Not surprisingly, Go And Go was a longer price at Hollywood Park than he was in New York for his huge victory in the Belmont Stakes.

A little more familiar to eastern fans who remembered his 22-1 upset in the Laurel Futurity late last year, Go And Go paid $17 at Belmont Park, compared to $24.60 locally. The exacta, coupling him with Thirty Six Red, was also much larger at Hollywood--$134.80 for $2 compared to $98.

Unbridled, who was fourth, beaten nearly 13 lengths, was even-money at both tracks.

Horse Racing Notes

Julio Garcia, who also won the second with Undeniably and the fourth with Mayan Dancer, and Kent Desormeaux were the riding stars Saturday. In his second day back after being involved in the spill in which Chris McCarron broke both legs and an arm, Desormeaux also won three times. He took the opener on Tomocomo, who was making his first start in two years, the third aboard Dime Time and the fifth on Siroccan, who has now won all three of his starts for Gary Jones.
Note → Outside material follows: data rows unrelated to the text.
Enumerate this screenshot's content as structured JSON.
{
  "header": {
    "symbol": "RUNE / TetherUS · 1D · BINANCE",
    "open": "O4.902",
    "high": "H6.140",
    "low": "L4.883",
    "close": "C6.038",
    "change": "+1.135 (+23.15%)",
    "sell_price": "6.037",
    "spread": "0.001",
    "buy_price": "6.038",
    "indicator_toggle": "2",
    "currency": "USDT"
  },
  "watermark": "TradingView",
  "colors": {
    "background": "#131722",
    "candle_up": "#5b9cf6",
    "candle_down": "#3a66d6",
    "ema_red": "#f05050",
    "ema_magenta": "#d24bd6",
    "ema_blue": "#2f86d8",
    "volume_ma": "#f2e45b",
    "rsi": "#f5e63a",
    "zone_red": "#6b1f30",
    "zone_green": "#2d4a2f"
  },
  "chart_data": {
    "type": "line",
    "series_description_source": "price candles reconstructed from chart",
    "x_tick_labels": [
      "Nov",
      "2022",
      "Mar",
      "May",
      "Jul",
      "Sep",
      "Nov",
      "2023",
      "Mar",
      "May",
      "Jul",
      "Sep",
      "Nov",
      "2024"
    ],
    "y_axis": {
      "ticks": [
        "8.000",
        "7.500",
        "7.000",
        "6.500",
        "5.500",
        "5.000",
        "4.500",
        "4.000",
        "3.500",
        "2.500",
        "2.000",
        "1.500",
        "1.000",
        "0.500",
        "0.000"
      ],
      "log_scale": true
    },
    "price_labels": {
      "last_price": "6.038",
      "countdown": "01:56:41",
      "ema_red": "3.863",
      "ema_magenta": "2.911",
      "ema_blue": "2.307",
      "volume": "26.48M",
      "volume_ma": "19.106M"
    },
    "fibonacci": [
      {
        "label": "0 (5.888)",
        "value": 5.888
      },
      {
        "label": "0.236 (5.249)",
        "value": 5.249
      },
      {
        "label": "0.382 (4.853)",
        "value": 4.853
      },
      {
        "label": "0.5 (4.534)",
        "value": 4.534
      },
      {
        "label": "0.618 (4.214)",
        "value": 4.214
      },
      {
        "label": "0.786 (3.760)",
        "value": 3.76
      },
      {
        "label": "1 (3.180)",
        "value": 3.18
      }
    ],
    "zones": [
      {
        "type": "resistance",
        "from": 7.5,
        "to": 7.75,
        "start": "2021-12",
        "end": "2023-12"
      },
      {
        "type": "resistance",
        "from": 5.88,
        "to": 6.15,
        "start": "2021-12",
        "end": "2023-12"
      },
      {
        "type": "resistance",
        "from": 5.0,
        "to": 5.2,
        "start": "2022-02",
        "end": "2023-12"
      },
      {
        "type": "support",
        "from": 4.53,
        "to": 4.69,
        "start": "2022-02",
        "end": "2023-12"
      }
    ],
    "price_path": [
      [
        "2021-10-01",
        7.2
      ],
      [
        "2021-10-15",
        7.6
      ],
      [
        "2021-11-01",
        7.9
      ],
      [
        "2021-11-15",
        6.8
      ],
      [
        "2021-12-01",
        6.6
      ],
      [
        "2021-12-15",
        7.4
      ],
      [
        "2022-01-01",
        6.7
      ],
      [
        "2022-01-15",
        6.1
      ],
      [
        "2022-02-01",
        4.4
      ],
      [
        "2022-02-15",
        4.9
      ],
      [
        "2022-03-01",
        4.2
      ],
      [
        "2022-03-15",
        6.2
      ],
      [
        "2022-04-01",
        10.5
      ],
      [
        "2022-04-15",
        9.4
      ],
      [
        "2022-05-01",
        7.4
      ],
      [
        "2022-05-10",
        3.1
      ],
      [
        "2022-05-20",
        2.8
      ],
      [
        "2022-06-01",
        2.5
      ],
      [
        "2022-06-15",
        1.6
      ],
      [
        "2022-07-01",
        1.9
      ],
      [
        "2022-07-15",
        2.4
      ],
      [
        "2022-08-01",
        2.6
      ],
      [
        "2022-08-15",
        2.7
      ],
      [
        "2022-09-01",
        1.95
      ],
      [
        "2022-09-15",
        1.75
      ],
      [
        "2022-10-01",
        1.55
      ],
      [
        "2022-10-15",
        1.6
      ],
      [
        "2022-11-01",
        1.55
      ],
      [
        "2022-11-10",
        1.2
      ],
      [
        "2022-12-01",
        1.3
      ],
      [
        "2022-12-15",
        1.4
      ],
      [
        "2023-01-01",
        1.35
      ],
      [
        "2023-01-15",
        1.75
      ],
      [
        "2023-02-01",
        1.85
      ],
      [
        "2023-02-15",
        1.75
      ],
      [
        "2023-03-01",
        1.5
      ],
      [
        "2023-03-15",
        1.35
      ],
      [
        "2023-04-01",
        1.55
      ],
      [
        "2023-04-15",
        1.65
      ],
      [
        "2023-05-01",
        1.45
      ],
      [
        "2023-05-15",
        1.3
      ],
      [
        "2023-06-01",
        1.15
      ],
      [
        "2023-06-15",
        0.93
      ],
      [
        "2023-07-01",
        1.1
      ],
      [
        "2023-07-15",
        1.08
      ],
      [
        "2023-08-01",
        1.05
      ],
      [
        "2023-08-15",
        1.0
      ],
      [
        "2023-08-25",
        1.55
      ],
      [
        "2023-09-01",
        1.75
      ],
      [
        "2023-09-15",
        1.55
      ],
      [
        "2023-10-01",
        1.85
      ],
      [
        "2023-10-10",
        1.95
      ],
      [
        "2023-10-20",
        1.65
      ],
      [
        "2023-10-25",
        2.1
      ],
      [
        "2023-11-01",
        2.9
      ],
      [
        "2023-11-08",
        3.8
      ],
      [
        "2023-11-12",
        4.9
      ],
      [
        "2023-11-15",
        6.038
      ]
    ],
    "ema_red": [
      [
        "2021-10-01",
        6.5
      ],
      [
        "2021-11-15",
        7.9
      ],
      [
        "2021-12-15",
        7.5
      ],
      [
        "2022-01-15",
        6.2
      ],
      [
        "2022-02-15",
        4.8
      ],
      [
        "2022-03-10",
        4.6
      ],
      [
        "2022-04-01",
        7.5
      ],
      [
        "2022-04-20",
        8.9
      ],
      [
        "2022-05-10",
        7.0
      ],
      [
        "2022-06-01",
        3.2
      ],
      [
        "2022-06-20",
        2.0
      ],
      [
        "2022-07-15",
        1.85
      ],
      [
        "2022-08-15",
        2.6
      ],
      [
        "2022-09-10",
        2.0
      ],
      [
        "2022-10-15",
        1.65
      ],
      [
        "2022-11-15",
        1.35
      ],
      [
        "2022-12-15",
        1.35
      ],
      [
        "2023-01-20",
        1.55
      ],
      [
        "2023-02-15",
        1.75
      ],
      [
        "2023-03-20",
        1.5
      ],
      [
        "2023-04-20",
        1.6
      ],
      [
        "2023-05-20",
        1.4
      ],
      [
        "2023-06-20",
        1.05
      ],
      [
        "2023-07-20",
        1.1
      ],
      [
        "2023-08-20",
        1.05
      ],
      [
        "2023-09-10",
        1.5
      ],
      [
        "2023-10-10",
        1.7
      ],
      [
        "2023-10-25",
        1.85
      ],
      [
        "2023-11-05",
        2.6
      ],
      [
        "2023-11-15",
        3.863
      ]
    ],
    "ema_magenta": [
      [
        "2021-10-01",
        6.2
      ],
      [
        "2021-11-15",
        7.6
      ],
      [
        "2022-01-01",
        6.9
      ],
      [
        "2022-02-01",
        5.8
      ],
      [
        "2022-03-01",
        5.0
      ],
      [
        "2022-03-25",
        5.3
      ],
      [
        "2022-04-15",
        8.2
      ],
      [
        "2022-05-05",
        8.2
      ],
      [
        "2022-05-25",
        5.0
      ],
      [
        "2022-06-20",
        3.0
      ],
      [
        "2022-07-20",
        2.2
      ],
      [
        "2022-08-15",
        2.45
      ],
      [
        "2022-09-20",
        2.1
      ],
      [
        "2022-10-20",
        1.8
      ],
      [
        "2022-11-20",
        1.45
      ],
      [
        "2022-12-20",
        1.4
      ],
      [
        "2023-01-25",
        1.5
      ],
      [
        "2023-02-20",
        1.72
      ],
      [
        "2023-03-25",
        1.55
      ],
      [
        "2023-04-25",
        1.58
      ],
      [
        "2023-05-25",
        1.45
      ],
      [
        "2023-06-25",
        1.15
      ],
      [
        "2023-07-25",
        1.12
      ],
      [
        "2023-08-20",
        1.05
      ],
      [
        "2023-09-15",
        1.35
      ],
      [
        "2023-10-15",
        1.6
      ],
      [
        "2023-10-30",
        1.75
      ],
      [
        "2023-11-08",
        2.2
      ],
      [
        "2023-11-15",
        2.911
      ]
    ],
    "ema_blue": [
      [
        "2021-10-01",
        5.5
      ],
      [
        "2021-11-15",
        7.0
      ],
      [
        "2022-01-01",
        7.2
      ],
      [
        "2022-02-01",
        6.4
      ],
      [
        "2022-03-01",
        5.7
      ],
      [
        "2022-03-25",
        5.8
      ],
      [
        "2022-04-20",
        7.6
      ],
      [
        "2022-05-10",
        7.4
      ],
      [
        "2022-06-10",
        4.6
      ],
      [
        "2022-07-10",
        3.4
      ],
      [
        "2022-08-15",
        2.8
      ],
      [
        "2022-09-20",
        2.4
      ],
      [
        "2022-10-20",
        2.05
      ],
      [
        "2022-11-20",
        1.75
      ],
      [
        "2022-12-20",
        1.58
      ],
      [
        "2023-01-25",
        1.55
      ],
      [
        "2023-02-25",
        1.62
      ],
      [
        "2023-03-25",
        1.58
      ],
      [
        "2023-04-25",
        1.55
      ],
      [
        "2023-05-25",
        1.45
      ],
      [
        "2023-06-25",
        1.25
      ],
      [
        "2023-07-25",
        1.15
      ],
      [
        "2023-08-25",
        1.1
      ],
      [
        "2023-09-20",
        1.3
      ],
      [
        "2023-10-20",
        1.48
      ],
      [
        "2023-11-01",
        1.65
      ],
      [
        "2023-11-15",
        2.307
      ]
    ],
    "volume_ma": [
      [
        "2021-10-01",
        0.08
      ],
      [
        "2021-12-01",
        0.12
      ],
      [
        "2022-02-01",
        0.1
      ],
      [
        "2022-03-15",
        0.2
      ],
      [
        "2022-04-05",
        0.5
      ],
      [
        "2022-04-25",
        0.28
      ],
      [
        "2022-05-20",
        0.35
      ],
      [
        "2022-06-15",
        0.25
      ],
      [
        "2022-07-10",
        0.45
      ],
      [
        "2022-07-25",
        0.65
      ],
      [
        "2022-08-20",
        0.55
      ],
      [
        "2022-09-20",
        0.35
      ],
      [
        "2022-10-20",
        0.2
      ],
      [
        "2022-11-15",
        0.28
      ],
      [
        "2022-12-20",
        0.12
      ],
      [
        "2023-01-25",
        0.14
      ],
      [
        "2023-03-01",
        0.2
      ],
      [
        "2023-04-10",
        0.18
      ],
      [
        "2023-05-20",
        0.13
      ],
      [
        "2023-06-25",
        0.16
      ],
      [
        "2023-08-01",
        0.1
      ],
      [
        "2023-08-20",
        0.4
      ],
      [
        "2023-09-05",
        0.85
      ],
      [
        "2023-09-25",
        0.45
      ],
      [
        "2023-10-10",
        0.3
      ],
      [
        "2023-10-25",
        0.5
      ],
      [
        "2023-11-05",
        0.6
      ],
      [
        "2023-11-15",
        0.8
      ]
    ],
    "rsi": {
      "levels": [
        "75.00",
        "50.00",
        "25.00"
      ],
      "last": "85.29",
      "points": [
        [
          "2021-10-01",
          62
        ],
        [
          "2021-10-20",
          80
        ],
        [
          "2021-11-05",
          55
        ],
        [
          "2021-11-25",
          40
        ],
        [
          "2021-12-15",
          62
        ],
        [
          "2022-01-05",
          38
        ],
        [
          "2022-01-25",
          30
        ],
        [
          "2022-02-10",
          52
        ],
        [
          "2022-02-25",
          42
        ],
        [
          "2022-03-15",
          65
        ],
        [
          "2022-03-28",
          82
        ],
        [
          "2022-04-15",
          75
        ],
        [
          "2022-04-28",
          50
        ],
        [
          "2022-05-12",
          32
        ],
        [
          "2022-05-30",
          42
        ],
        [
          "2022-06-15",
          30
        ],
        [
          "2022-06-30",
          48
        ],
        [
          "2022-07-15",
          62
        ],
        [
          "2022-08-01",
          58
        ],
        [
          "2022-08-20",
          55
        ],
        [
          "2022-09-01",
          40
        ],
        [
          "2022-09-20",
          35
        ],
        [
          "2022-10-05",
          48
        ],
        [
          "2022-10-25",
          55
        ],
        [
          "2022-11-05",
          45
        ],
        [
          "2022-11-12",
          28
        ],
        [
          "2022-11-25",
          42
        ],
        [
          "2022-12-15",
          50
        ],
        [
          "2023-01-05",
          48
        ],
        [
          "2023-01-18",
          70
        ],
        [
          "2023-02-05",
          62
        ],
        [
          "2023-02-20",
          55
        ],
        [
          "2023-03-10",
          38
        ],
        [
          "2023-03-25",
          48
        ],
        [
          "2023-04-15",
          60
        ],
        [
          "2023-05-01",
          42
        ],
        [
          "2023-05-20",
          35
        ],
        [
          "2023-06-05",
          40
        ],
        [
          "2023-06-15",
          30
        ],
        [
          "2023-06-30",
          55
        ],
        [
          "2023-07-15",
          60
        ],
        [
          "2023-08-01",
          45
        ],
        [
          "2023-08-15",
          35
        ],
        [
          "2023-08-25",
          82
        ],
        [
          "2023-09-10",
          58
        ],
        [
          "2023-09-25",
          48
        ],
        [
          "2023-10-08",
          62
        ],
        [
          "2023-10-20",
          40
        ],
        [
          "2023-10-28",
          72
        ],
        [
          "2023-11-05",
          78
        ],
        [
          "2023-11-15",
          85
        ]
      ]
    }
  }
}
Kentucky Jazz, who was seventh in the Preakness, found the speed-favoring main track to his liking. The Wayne Lukas trainee led all the way in the seventh, a $55,000 overnight handicap for 3-year-olds. Ridden by Alex Solis, he won by 5 1/2 lengths and covered the 1 1/16 miles in 1:41 3/5. . . . Timeless Answer paid $17.80 to win and earned $64,500 for Ed Friendly while Forest Fealty returned $13.40 and collected $48,950 for her owners.